- June 22: Discuss project ideas with instructional team
- June 24: Project question and dataset
- Project question by Jason Knobloch
- Project question by Jennifer Lambert
- Project question by Alex Lee
- July 13: First project presentation
- First presentation by Chandler McCann
- First presentation by Nathan Danielsen
- July 27: Draft paper
- August 3: Peer review
- August 10/12: Final project presentation and paper
- Final presentation by Austin Brown
- Final paper by Kerry Jones
The final project should represent significant original work applying data science techniques to an interesting problem. Final projects are individual attainments, but you should be talking frequently with your instructor and classmates about them.
Address a data-related problem in your professional field or a field you're passionate about. If you have a strong interest in the subject matter, you'll create a better project and it will be a lot more fun for you!
Here's a collection of past projects from GA Data Science students that may help to stimulate your thinking. You're welcome to use public data or private data, though with private data, you'll have to be careful about what you release. Competing in a Kaggle competition is also a project option, in which case the data will be provided for you.
By June 22, you should talk with a member of the instructional team about your project idea(s). We can help you to choose between different ideas, advise you on the appropriate scope for your project, and ensure that your project question might reasonably be answerable using the data science tools and techniques taught in the course. (There is nothing you have to turn in for this milestone.)
Create a GitHub repository for your project. It should include a short write-up that answers these questions:
- What is the question you hope to answer?
- What data are you planning to use to answer that question?
- What do you know about the data so far?
- Why did you choose this topic?
You'll be giving a short presentation to the class about the work you have done so far, as well as your plans for the project going forward. Your presentation should use slides (or a similar format). Your slides, code, data, and visualizations should be included in your GitHub repository. Here are some questions that you should address in your presentation:
- What data have you gathered, and how did you gather it?
- Which areas of the data have you cleaned, and which areas still need cleaning?
- What steps have you taken to explore the data?
- What insights have you gained from your exploration?
- Will you be able to answer your question with this data, or do you need to gather more data (or adjust your question)?
- How might you use modeling to answer your question?

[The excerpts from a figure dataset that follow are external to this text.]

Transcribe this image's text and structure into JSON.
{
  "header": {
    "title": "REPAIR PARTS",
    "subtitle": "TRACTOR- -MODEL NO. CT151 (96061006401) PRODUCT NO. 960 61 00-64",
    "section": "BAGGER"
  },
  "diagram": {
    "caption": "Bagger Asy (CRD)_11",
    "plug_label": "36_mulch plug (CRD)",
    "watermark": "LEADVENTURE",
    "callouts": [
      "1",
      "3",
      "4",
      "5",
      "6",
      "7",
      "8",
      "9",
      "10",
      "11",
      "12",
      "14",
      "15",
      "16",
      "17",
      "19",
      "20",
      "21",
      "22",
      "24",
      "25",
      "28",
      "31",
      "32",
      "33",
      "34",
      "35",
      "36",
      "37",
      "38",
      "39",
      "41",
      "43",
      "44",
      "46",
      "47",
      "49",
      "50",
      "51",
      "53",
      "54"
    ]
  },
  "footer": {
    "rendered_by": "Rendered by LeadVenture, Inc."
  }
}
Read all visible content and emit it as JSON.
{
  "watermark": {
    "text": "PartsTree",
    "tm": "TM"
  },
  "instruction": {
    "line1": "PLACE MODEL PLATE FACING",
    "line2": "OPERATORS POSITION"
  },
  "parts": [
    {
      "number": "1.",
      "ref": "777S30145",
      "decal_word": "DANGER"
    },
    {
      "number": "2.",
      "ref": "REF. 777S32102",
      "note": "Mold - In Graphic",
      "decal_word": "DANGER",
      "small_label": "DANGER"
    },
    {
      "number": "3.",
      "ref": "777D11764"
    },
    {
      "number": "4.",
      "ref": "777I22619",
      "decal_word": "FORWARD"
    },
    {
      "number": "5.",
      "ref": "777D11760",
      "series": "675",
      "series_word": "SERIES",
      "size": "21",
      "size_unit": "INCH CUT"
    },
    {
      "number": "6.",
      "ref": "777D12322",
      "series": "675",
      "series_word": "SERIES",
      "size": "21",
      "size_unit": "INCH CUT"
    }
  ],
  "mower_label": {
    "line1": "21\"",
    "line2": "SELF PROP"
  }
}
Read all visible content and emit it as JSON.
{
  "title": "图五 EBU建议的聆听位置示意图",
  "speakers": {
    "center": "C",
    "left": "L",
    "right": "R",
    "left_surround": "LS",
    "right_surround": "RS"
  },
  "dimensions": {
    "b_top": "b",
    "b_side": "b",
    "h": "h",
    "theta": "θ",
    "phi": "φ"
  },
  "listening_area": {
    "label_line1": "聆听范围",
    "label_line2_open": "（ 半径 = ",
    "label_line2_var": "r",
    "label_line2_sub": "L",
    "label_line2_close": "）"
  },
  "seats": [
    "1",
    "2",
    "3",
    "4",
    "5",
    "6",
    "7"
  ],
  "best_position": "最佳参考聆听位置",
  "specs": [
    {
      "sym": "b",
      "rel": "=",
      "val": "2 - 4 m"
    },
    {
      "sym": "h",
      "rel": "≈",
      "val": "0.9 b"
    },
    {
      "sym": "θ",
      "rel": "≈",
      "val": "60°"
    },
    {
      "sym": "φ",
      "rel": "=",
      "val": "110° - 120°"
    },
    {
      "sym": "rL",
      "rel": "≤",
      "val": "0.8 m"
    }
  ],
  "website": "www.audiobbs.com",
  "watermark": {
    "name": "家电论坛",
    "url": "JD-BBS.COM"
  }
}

A draft of your project paper is due, along with the data, well-commented code, and visualizations. It should be written with a technical audience in mind. Your paper should include the following components:
- Problem statement and hypothesis
- Description of your data set and how it was obtained
- Description of any pre-processing steps you took
- What you learned from exploring the data, including visualizations
- How you chose which features to use in your analysis
- Details of your modeling process, including how you selected your models and validated them
- Your challenges and successes
- Possible extensions or business applications of your project
- Conclusions and key learnings
Your peers and instructional team will be providing feedback. However, the paper should stand "on its own", and should not depend upon the reader remembering your first presentation. The easier your paper is to follow, the more useful feedback you will receive! As well, if your reviewers can actually run your code on the provided data, they will be able to give you better feedback on your code.
You will provide project feedback to two of your peers, according to the peer review guidelines.
Your project repository on GitHub should contain the following:
- Project paper: any format (PDF, Markdown, etc.)
- Presentation slides: any format (PDF, PowerPoint, Google Slides, etc.)
- Code: commented Python scripts, and any other code you used in the project
- Visualizations: integrated into your paper and/or slides
- Data: data files in "raw" or "processed" format
- Data dictionary (aka "code book"): description of each variable, including units
While your project paper should focus on a technical audience, your presentation should be suitable for a non-technical audience. Focus on creating an engaging, clear, and informative presentation that tells the story of your project, rather than trying to include every last detail.
Note: If it's not practical to include your entire dataset in your GitHub repository, you should link to your data source and provide a sample of the data. (GitHub has a size limit of 100 MB per file and 1 GB per repository.) If your data is private, you can either include an "anonymized" version of your data or create a private GitHub repository.